Artinya, dengan penghapusan kata ‘dapat’ itu, maka tempat umum harus menyediakan ruangan untuk merokok. Itu sama saja mendukung orang untuk merokok dengan “memanjakan’ dan ‘mengkhususkan’nya menyediakan tempat bagi perokok.
Menurut Ketua MK Mahfud MD, merokok merupakan hak asasi. Mahfud memahami rokok itu memang berbahaya tapi tidak dilarang. Janggal juga ya, berbahaya tapi tidak dilarang melakoninya.
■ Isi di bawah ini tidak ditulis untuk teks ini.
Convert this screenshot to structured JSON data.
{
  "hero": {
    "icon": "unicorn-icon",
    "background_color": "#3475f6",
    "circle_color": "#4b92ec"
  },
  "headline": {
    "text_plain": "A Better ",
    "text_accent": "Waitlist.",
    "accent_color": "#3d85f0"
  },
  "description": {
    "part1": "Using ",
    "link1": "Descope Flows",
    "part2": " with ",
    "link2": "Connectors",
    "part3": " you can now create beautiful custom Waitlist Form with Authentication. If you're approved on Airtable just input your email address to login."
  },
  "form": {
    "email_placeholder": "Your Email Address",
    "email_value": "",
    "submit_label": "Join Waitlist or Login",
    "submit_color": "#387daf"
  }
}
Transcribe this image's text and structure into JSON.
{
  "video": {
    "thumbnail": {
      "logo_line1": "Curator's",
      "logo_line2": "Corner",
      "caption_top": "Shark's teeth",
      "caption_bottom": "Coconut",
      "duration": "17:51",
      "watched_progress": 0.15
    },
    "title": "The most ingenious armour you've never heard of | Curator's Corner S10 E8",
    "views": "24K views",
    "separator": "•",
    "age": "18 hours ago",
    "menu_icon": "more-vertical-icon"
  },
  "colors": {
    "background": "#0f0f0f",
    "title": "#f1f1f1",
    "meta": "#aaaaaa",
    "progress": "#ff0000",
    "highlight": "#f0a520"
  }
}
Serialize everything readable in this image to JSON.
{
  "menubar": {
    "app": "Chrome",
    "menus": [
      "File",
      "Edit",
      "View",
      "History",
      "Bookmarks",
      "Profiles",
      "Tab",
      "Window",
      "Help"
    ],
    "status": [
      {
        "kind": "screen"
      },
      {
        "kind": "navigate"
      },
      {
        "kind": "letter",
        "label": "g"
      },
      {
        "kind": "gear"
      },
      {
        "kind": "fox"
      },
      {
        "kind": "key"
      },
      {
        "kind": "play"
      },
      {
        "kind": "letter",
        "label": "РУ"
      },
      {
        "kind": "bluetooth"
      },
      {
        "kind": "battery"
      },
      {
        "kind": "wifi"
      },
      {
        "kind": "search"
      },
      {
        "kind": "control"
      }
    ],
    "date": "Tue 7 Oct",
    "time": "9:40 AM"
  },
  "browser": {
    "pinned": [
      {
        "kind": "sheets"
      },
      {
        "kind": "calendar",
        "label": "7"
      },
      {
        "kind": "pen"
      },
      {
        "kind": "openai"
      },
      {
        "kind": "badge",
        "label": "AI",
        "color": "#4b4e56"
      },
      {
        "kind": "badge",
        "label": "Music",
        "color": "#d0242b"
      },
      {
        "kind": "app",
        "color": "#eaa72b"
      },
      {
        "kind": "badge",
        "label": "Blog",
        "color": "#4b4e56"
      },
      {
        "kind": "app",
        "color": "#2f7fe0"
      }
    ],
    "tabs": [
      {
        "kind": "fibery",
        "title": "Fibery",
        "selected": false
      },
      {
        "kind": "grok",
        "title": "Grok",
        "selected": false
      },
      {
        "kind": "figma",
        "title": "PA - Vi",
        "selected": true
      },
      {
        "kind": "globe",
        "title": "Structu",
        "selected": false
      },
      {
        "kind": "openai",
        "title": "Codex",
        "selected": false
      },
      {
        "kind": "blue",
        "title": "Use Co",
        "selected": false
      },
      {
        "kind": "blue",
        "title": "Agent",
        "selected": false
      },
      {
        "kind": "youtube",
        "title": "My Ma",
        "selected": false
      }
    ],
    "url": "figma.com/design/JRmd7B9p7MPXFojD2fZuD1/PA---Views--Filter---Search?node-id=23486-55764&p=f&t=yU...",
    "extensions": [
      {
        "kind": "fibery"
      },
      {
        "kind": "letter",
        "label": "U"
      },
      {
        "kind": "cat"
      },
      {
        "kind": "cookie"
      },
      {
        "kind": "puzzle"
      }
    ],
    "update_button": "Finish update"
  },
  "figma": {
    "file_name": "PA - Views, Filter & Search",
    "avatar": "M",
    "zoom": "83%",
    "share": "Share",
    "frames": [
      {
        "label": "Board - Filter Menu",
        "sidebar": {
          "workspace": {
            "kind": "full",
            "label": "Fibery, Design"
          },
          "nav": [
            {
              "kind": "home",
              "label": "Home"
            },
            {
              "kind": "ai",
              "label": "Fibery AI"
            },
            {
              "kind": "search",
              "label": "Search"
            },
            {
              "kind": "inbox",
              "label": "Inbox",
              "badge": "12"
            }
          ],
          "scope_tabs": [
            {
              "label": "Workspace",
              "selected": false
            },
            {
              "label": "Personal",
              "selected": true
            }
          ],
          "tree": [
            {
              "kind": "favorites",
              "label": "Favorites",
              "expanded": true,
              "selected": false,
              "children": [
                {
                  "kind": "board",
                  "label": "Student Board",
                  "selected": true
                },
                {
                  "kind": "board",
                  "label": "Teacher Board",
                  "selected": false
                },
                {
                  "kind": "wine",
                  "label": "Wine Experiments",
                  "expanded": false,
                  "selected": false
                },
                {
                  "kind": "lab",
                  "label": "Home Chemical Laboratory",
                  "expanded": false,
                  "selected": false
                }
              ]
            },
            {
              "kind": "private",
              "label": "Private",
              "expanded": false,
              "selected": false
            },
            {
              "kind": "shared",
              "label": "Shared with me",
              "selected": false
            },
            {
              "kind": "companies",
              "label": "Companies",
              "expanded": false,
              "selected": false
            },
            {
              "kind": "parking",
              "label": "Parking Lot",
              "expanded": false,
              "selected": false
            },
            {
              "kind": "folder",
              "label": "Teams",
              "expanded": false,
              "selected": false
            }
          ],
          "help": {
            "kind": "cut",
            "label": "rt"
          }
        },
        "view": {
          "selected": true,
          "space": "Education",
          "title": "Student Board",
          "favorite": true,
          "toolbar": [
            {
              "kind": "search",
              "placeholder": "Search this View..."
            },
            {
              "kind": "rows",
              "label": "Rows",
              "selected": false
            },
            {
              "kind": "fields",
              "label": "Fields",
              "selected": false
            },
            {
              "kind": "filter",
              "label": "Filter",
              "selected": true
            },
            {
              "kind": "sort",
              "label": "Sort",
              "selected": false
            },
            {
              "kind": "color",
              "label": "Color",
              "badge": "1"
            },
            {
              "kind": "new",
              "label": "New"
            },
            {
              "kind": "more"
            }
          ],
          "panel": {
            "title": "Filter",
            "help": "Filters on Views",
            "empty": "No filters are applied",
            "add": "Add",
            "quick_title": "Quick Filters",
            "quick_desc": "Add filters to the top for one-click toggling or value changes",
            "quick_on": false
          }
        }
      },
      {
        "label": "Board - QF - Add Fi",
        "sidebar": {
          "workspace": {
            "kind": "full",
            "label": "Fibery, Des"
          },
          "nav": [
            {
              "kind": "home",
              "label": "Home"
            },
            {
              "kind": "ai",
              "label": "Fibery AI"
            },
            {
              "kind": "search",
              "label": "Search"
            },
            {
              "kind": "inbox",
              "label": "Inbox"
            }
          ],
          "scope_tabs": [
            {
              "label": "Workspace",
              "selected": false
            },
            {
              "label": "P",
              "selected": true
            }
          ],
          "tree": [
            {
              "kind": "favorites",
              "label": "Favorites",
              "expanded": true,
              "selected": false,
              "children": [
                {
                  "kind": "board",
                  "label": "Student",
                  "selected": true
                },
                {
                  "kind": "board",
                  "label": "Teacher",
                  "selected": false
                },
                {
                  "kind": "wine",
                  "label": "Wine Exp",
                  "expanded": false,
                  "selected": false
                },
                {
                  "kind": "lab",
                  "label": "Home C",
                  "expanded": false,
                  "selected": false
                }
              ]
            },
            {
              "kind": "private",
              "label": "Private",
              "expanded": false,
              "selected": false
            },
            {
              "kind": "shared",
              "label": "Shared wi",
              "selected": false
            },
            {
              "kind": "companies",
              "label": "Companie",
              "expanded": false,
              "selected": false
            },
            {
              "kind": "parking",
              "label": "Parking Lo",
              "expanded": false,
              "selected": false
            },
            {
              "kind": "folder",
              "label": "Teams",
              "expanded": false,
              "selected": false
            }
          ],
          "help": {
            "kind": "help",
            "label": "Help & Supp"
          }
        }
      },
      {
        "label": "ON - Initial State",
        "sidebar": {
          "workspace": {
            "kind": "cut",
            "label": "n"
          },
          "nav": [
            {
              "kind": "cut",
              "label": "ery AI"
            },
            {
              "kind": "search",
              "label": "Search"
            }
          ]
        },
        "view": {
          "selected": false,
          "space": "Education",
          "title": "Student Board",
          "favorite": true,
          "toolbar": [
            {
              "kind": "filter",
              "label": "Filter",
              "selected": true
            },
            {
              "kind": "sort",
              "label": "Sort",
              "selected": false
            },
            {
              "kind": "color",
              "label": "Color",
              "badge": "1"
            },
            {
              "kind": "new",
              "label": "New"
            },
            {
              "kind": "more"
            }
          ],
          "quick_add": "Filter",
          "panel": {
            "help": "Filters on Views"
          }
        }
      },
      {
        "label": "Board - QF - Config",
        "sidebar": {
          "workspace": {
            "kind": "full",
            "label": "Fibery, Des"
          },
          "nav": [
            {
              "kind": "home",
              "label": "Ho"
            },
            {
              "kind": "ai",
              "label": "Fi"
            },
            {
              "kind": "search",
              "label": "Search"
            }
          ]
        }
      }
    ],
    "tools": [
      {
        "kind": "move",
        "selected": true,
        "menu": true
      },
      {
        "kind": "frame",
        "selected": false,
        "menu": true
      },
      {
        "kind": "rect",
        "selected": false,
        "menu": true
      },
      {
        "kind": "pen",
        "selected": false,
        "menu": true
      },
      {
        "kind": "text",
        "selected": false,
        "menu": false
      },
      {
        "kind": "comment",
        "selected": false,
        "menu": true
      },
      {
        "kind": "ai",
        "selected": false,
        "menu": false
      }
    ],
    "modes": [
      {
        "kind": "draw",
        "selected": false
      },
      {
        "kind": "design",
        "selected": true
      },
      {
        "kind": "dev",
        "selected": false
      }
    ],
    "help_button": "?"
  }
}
Ketus Komisi Nasional Hak Asasi Manusia (Komnas HAM) Ifdhal Kasim tak sependapat. Menurutnya, merokok bukanlah hak dasar yag dilindungi undang-undang. “Merokok bukan hak asasi, bukan hak yang harus dilindungi,” kata Ifdhal saat ditanya wartawan mengenai hak asasi tentang rokok, di kantornya, di Jalan Latuharhary, Menteng, Jakarta pusat, Jumat (20/4/2012).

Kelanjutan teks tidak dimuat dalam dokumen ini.